Multimillionaire widow ordered to give portion of $250m estate to adopted Chinese daughter she gave up after ten years
A wealthy widow who adopted a Chinese girl and then decided to give her up for re-adoption ten years later has been ordered by a court to give her a portion of her $250million estate.
In 1996, John and Christine Svenningsen of Westchester, New York, adopted a baby girl, who they named Emily Fuqui Svenningsen, to add to their brood of four biological children.
Right before the adoption was finalized, they had another biological child and husband John was diagnosed with cancer.
According to court documents, on May 6, 1996, the Svenningsens signed an adoption agreement stating they would not abandon Emily or 'transfer or have [her] re-adopted', and that she would be deemed 'a biological child'.
The agreement also stated that Emily had the right to inherit the estate of her adopted parents, who had established a pair of trusts for their children, as well as one meant solely for Emily, according to ABC.
In December 2004, seven years after her husband died from cancer, Mrs Svenningsen put Emily up for adoption and surrendered her to Spence-Chapin Services to Families and Children, an adoption agency in New York.
She said that Emily was a difficult child and was unable to bond with the family. But the adoptive family suggest that Christine may have wanted to terminate Emily's interest in her husband's estate.

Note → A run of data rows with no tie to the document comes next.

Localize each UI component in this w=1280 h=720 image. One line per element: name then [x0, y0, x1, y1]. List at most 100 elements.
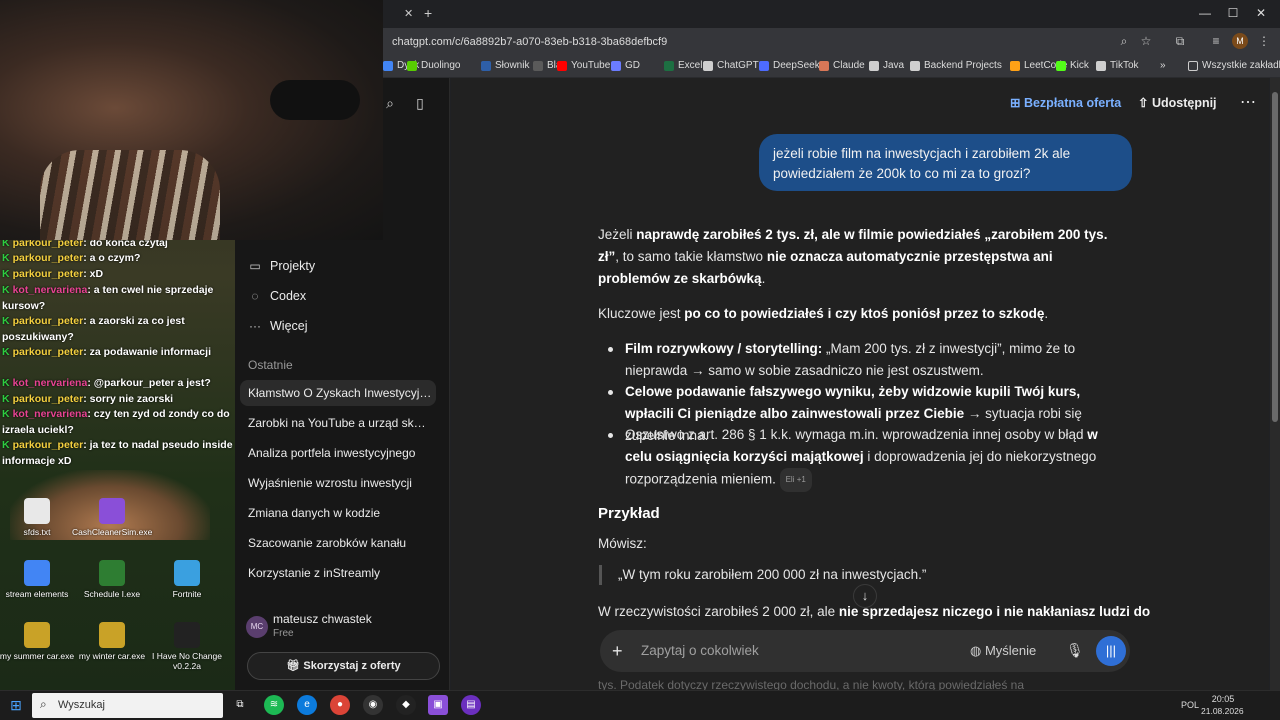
- chat-message: Kparkour_peter: xD: [2, 268, 104, 280]
- chat-text: a o czym?: [89, 252, 141, 264]
- taskbar-search-input[interactable]: Wyszukaj: [32, 693, 223, 718]
- maximize-icon[interactable]: ☐: [1224, 4, 1242, 22]
- bookmark-chatgpt[interactable]: ChatGPT: [703, 60, 759, 71]
- url-text[interactable]: chatgpt.com/c/6a8892b7-a070-83eb-b318-3b…: [392, 36, 667, 48]
- tab-close-icon[interactable]: ✕: [404, 7, 413, 20]
- striped-shirt: [40, 150, 220, 240]
- more-options-icon[interactable]: ⋯: [1240, 92, 1256, 112]
- scrollbar-thumb[interactable]: [1272, 92, 1278, 422]
- chat-item[interactable]: Zmiana danych w kodzie: [248, 506, 428, 520]
- nav-wiecej[interactable]: ··· Więcej: [248, 319, 308, 333]
- purple-app-icon[interactable]: ▣: [428, 695, 448, 715]
- all-bookmarks[interactable]: Wszystkie zakładki: [1188, 60, 1280, 71]
- kick-badge-icon: K: [2, 377, 10, 389]
- user-message: jeżeli robie film na inwestycjach i zaro…: [759, 134, 1132, 191]
- chat-text: sorry nie zaorski: [89, 393, 174, 405]
- bookmark-deepseek[interactable]: DeepSeek: [759, 60, 820, 71]
- language-indicator[interactable]: POL: [1181, 700, 1199, 710]
- bookmark-favicon-icon: [533, 60, 543, 71]
- profile-icon[interactable]: M: [1232, 33, 1248, 49]
- chat-username: kot_nervariena: [12, 284, 88, 296]
- gift-icon: 🎁︎: [286, 660, 304, 672]
- desktop-icon[interactable]: my winter car.exe: [72, 622, 152, 661]
- chat-username: parkour_peter: [12, 346, 84, 358]
- app-icon: [24, 560, 50, 586]
- zoom-icon[interactable]: ⌕: [1116, 33, 1132, 49]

On May 18, 2006, Maryann Campbell and her husband Fred Cass formally adopted Emily after first expressing interest when Mrs Svenningsen brought Emily to their boarding school catered for children with special needs.
Christine placed Emily at the Devereux Glenholme School based upon a diagnosis of reactive attachment disorder, though the staff at Devereux did not concur with that diagnosis, according to court documents, which also noted that Emily thrived with her new family.
The couple had no idea about the money legally owed to their newly adopted daughter from the trust, but eventually learned that John Svenningsen had arranged to provide for Emily’s educational and medical needs.
They were sent a letter by Christine’s lawyers stating that Emily’s trusts totaled $842,397.
When they later learned the estate was worth more than $250million, the couple sued on behalf of the Chinese girl.
Westchester County Surrogate’s Court said that John Svenningsen meant to provide for all of his children, both biological and adopted.
Mrs Svenningsen and her five biological children appealed, but last week the court ruled in Emily's favor.
'It cannot be overly emphasized that Christine’s unilateral surrender of Emily for adoption more than eight years after the decedent and Christine adopted her was not foreseeable at the time the will, and the trust documents were drafted and executed by the decedent,' Judge Leonard Austin wrote.
'John Svenningsen expressed an intention to include his adopted child in the absence of any reason to believe that his status as the parent of Emily would be terminated by her subsequent adoption many years after his death.'
Christine Svenningsen, who has since remarried and has spent about $33 million buying ten of the so-called Thimble Islands in the Long Island Sound, could not be reached for comment.
She married John G Chiarella, Jr, a landscaping entrepreneur who manages her islands, in July 2010.